Says Dr. Parul Bhatt, Professor and Head of the Department of Medicine, GMERS Medical College, Sola, Ahmedabad, "Haemophilia is now better recognised, with a shift from diagnosis during major bleeds or surgery to early detection through prenatal screening, birth assessment in high-risk families, and evaluation of prolonged bleeding... even in atypical cases such as menorrhagia."
She adds that challenges persist, including limited diagnostic infrastructure, delays in sample processing, and a lack of local coagulation laboratories and trained systems at the local level to enable accurate and early diagnosis. However, diagnostic capacity is expanding, and there is increasing alignment toward preventive care through regular prophylaxis to reduce joint damage and disability. Access to prophylaxis remains uneven, but home-based therapy and simplified treatments offer promise, especially for patients in remote areas. Strengthening awareness, infrastructure, and preventive care remains key to advancing haemophilia management.
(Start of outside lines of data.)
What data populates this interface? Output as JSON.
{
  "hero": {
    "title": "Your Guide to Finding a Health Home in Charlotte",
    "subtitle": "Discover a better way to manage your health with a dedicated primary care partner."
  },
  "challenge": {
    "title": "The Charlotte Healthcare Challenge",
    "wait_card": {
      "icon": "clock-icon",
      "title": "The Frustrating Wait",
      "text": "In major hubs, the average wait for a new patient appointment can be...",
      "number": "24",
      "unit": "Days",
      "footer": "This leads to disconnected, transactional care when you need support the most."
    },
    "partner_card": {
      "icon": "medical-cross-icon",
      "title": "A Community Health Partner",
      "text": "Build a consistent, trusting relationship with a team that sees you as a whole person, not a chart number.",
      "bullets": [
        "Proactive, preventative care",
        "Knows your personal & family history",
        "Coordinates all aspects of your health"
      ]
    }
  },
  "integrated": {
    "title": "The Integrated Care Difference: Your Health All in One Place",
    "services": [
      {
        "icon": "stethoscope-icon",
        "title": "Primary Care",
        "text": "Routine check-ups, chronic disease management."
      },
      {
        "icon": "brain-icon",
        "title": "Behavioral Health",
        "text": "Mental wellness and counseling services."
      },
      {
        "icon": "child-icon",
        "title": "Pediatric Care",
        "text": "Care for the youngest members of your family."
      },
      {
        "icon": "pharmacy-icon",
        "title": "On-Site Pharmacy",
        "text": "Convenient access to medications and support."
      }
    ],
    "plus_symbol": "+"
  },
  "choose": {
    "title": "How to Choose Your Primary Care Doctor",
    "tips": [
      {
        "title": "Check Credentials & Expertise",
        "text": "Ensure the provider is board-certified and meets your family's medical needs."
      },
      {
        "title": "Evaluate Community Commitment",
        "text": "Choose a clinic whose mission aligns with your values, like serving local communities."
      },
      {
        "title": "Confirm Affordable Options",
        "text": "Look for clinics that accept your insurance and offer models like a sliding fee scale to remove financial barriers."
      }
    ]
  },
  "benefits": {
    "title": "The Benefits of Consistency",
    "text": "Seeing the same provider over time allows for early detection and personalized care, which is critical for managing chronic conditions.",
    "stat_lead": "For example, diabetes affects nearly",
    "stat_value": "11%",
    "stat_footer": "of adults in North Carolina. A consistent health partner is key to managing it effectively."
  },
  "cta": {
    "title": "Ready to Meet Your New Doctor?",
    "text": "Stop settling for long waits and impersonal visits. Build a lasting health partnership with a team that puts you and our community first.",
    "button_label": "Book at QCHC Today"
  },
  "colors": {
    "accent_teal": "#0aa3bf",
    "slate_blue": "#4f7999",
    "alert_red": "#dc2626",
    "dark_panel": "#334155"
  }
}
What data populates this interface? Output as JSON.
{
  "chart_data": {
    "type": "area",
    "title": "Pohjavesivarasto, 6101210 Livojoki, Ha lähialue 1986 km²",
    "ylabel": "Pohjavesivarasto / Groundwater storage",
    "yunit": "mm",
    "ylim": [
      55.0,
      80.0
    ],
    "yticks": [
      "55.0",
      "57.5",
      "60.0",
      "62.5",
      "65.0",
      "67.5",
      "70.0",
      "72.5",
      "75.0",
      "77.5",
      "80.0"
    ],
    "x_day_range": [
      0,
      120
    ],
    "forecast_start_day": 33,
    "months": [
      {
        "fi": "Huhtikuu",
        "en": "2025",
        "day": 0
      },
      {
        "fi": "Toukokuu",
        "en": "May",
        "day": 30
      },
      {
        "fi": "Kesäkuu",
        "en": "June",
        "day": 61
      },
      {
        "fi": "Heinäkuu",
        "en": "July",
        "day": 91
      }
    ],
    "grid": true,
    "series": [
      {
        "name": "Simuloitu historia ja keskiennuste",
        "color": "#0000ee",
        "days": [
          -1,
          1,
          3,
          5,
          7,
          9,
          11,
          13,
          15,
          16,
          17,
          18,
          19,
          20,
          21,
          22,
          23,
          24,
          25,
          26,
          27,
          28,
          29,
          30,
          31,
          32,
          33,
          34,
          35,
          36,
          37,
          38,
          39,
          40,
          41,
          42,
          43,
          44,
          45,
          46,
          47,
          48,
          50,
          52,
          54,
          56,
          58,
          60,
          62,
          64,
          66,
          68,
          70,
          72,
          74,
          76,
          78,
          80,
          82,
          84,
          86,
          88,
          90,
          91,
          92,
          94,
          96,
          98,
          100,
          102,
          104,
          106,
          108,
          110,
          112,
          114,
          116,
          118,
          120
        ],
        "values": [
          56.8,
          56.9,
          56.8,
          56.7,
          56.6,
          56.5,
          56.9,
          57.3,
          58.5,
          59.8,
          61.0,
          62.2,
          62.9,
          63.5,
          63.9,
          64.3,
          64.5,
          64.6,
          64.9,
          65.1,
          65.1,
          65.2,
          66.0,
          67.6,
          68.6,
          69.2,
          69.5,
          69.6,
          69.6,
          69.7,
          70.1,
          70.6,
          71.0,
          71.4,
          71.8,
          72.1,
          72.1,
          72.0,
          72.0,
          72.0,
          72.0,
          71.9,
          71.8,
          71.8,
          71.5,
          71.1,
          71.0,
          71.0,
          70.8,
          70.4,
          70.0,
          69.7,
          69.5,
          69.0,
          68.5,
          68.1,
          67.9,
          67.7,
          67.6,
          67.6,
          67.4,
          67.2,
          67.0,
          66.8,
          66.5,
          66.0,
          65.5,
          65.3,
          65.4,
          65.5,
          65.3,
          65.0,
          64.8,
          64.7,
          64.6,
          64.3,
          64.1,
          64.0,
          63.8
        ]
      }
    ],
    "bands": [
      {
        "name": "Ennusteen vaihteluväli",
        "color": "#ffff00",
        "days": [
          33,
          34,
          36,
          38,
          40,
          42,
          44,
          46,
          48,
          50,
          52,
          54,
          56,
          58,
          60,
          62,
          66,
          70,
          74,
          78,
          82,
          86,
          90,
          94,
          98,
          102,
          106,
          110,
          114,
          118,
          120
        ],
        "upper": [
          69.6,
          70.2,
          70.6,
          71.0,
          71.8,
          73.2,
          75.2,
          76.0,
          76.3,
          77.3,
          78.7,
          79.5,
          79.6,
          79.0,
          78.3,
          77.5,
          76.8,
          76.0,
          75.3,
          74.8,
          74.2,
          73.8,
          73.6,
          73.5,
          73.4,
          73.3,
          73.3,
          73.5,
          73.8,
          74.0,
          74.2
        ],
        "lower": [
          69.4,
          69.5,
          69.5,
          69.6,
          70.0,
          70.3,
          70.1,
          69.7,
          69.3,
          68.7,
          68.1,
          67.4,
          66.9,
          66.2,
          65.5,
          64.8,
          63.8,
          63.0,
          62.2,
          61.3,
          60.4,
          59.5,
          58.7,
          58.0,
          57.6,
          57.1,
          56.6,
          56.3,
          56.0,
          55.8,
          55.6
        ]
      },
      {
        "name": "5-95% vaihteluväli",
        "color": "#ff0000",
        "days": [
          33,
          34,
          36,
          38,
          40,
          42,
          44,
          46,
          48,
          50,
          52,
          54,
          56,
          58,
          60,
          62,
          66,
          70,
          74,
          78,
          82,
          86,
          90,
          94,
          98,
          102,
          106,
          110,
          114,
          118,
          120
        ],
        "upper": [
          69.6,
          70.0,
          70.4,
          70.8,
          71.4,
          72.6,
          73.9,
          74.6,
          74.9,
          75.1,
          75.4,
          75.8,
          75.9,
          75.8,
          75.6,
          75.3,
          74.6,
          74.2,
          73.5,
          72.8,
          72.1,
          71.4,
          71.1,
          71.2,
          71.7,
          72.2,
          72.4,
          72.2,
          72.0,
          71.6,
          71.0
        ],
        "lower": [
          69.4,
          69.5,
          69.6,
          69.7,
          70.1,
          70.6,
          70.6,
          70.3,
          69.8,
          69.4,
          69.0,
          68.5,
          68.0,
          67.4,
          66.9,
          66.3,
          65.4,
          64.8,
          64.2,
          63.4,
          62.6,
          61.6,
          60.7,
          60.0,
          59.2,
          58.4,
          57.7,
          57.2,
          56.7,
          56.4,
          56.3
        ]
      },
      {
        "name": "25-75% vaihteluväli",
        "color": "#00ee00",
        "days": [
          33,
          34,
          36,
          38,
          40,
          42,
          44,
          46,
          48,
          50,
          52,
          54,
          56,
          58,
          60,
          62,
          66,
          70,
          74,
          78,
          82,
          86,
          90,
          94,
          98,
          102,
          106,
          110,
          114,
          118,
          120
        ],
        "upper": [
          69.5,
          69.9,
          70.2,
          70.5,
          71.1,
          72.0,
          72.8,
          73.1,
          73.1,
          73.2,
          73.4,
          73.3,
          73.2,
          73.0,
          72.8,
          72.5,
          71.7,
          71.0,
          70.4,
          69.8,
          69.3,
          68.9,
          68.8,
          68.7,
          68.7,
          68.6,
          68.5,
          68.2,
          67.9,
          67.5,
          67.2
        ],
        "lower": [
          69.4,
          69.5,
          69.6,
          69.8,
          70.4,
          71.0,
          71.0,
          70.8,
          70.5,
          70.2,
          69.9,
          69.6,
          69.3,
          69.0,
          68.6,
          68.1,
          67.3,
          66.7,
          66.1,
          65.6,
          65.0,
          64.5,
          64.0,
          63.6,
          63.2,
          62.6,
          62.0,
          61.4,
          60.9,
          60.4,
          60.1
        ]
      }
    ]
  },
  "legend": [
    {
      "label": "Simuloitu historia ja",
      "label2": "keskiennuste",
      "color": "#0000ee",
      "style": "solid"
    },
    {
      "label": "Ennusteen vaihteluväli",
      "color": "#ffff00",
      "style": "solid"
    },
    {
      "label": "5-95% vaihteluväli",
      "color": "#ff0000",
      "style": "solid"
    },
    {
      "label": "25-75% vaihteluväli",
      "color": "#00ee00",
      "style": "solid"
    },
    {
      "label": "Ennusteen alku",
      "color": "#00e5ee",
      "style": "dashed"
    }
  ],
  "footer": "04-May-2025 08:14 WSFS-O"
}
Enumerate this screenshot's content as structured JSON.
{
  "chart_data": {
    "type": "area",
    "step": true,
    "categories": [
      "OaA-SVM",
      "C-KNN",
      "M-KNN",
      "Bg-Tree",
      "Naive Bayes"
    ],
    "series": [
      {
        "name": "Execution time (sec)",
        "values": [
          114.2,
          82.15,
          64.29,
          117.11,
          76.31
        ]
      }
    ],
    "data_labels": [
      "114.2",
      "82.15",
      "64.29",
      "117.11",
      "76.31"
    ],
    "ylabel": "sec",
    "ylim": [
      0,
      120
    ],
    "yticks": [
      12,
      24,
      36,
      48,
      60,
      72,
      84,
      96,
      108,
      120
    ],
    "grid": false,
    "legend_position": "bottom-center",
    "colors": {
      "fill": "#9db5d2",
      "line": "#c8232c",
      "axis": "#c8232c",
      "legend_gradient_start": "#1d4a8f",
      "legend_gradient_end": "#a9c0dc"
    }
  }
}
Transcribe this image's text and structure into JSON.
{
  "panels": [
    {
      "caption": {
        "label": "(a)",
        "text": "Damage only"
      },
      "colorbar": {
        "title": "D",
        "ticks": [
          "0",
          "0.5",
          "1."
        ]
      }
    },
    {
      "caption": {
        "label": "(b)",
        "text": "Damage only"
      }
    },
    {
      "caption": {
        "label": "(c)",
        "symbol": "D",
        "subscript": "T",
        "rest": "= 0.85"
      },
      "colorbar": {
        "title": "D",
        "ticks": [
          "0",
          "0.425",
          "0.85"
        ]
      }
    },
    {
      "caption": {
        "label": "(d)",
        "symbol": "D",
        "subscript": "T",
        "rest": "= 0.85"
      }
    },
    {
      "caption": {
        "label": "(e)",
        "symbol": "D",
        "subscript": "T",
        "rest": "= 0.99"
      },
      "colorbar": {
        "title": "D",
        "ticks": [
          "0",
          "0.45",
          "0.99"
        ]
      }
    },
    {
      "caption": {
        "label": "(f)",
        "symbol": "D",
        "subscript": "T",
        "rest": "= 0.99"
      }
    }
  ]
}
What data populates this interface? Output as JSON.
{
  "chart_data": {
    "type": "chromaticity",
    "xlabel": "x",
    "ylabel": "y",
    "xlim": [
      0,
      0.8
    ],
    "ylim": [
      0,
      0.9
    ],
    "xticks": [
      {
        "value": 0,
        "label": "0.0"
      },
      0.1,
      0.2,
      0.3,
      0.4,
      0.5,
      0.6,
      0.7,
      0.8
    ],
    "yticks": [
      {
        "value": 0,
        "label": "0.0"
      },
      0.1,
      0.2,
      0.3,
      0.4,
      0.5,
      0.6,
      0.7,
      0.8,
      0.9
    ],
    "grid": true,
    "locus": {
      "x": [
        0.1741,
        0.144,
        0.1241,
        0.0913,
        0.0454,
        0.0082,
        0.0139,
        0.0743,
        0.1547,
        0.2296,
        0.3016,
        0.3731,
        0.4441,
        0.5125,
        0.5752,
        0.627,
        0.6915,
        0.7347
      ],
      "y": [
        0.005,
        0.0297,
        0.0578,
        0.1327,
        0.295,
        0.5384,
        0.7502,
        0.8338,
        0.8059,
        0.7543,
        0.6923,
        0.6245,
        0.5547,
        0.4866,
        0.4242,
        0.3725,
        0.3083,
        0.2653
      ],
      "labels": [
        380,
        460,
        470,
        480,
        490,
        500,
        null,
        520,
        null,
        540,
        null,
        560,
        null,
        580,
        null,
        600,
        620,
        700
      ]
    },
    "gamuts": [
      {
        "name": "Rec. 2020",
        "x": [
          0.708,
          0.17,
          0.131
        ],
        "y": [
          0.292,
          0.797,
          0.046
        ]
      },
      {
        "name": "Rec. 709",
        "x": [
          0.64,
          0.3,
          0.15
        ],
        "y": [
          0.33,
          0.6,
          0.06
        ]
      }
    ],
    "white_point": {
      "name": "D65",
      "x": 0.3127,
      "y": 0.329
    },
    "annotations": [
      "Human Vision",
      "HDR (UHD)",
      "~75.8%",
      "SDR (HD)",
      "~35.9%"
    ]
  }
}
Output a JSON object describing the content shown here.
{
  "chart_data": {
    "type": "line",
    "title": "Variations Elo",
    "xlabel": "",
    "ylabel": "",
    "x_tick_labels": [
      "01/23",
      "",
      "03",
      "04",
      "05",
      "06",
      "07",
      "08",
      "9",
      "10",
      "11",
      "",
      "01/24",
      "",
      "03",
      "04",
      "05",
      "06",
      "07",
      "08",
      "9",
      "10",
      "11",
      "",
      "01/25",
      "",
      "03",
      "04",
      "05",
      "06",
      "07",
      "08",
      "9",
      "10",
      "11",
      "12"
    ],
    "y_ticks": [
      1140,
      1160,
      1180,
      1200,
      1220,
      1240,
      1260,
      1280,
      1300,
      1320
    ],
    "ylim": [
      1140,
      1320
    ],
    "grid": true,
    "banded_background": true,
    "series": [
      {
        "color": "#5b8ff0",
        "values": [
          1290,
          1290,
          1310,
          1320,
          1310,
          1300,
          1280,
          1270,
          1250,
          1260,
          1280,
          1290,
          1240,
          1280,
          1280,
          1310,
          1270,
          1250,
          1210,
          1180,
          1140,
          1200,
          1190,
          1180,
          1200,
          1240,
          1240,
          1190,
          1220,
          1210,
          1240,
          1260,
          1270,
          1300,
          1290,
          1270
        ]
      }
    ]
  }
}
"The next step is clear: shift to prophylaxis as the default standard of care, not a limited privilege. Countries that have made this transition have seen sharp reductions in joint damage and hospitalisations. India has the patient base and clinical expertise to do the same; the challenge now is consistent implementation," adds Dr. Usha Rani.
Bridging The Affordability Gap
Access to prophylaxis in India remains below 8%, largely due to cost barriers and regional disparities. Dr. Usha Rani further said, “To improve affordability and equitable access to preventive haemophilia treatment across all socio-economic groups, the fastest way forward is to boost government procurement of haemophilia medicines and ensure a reliable supply at district-level public hospitals.” Expanding access to preventive care can reduce hospitalisations and enable patients to lead productive, fulfilling lives.